Opsporen van voedselallergenen: snel en accuraat met optische biosensoren

Uit studies van de World Allergy Organisation (WAO) blijkt dat ongeveer 2,5% van de totale wereldbevolking allergische reacties vertoont na opname van voedsel, bij kinderen onder de 3 jaar loopt dit op tot 8%. Algemeen wordt verwacht dat deze percentages sterk zullen toenemen in de komende jaren.

Het opsporen van voedselallergenen is echter niet evident omdat ze slechts in zeer kleine hoeveelheden voorkomen. De MeBioS-Biosensorgroep (KULeuven) werkt momenteel aan de ontwikkeling van zeer gevoelige optische biosensoren voor de detectie van allergenen in voeding. Voedselallergieën worden door uiteenlopende voedingsmiddelen veroorzaakt. Soja, eieren, melk, pindanoten en schaaldieren zijn voornamelijk de boosdoeners. De klinische verschijnselen variëren van milde tot fatale reacties en ook de gevoeligheid van een individu voor een allergeen varieert sterk. De enige manier om allergische reacties te voorkomen is het vermijden van de consumptie van de allergenen. Betrouwbare productinformatie is daarom essentieel om voedselallergische patiënten te beschermen. Het opsporen van deze allergenen is echter niet evident omdat ze meestal slechts in zeer kleine hoeveelheden voorkomen en dikwijls gemaskeerd zijn in een complexe voedingsmatrix. Omdat in de voedingsindustrie een goede reputatie van cruciaal belang is, zijn vele voedingsproducenten op zoek naar gevoelige en betrouwbare detectiemethoden voor kwaliteitsbewaking en accurate etikettering.

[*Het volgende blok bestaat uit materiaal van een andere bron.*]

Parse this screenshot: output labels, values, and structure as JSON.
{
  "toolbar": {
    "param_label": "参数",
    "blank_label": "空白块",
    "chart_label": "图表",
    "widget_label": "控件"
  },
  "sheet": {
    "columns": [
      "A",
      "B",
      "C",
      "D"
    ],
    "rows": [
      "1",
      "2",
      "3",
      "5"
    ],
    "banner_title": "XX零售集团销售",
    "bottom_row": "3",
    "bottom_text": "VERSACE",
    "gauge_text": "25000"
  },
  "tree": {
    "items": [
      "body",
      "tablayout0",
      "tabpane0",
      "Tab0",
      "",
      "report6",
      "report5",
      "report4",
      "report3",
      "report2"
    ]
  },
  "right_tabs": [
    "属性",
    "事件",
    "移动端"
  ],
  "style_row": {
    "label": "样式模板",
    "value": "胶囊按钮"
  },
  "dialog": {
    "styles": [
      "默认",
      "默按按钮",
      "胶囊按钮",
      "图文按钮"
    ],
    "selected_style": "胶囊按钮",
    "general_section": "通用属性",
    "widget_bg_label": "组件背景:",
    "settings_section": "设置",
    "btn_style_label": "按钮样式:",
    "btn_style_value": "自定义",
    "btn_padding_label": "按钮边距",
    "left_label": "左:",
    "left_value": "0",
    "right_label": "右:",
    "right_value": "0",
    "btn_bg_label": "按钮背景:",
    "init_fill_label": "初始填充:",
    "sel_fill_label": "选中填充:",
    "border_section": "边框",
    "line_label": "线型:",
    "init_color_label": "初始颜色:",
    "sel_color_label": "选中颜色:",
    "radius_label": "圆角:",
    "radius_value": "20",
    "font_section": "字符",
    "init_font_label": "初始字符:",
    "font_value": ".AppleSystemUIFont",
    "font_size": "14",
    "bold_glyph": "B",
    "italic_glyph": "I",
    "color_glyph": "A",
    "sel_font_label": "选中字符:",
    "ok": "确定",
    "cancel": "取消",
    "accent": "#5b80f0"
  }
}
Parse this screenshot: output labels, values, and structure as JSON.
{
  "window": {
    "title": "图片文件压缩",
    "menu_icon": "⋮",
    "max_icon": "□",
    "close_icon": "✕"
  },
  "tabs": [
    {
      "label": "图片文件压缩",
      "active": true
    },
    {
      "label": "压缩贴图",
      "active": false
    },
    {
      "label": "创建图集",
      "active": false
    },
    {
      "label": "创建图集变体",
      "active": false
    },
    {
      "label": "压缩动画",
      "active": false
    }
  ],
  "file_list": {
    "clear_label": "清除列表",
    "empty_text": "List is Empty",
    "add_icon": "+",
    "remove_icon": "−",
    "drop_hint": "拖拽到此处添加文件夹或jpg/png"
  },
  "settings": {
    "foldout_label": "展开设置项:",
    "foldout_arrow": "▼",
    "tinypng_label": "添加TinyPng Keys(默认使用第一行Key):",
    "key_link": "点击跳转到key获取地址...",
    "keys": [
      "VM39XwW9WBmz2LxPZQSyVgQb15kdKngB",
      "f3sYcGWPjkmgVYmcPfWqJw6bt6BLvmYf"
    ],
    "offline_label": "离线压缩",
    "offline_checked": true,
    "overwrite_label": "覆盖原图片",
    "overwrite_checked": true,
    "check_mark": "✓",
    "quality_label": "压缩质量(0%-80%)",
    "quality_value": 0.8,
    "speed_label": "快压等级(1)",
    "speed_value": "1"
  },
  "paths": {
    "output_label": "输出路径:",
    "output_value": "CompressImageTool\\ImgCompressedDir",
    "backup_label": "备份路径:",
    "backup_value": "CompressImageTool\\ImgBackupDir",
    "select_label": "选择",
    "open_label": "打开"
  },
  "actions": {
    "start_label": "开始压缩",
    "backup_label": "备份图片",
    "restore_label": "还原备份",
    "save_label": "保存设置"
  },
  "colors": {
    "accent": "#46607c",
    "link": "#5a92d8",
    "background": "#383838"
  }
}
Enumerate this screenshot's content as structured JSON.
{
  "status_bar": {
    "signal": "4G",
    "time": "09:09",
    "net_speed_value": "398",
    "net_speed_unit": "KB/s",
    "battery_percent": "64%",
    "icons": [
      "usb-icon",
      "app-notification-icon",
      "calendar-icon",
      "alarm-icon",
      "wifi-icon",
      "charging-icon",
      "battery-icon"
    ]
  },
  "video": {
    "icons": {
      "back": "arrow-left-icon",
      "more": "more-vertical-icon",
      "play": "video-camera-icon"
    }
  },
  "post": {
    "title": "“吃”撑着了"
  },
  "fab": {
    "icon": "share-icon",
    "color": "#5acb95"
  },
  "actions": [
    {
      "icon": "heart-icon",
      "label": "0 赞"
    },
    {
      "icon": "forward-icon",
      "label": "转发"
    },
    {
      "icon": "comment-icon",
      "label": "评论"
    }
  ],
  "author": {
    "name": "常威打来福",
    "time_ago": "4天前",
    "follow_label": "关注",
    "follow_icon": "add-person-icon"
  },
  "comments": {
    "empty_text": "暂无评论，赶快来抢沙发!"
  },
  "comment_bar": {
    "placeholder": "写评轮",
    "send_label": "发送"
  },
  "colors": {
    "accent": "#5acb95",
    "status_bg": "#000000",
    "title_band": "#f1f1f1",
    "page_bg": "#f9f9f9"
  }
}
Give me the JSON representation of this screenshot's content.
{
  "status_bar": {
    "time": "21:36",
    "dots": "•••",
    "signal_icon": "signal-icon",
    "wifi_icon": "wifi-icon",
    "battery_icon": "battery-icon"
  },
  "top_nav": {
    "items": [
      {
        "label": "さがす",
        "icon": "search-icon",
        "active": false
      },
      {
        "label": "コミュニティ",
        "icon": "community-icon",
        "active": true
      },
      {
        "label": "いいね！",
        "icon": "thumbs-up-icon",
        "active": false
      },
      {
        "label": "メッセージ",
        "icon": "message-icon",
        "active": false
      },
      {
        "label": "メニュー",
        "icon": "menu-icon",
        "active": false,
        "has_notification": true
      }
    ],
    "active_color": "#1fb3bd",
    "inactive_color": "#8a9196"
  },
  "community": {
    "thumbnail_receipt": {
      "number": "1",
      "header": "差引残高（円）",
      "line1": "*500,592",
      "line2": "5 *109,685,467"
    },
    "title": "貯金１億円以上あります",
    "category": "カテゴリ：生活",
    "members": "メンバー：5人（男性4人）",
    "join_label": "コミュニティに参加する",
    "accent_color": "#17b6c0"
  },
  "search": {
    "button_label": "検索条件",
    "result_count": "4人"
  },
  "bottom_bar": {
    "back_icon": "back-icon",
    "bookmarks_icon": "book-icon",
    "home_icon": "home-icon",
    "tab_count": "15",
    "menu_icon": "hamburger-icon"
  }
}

De MeBioS Biosensorgroep (Afdeling Mechatronica, Biostatistiek en Sensoren, Departement Biosystemen K.U.Leuven) werkt aan de ontwikkeling van een zeer gevoelige optische biosensor voor de detectie van allergenen in voeding. Dit type biosensor koppelt de voordelen van optische vezeltechnologie (nanoplasmonics) aan die van aptameertechnologie. In een eerste deel van het onderzoek wordt gezocht naar een geschikte aptameer-bioreceptor specifiek voor het allergeen. Aptameren zijn stukjes DNA of RNA die geselecteerd worden uit een grote oligonucleotidenbibliotheek op basis van hun bindingsaffiniteit en specificiteit ten opzichte van de doelmolecule. Deze selectie gebeurt met capillaire electroforese. Deze bioreceptormoleculen worden in een tweede fase geïmmobiliseerd op een nanoplasmonische sensormodule. Deze module is opgebouwd rond een optische silicavezel bedekt met een titaniumlaag van enkele nanometers dik en een dunne laag goud van 50 nm. Wanneer de allergenen binden op de aptameerreceptoren op de goudlaag wijzigt de brekingsindex aan het sensoroppervlak. Dit fenomeen wordt ‘localised plasmon resonance’ genoemd en kan zeer gevoelig opgemeten worden. De nieuw ontwikkelde sensor moet de producenten de mogelijkheid geven om snel, accuraat en ‘label-free’ verschillende levensmiddelen te screenen voor voedselallergenen, en garanties te bieden naar de eventueel allergische consument via een sluitend kwaliteitssysteem en correcte productetikettering.


Figuur1: De optische aptasensor. Het onderste deel van de probe is met goud nanodeeltjes bedekt waarop de aptameren gebonden zijn.


Figuur2: Optische vezeltechnologie en aptameertechnologie worden gecombineerd tot een optische aptasensor voor de detectie van allergen in voeding.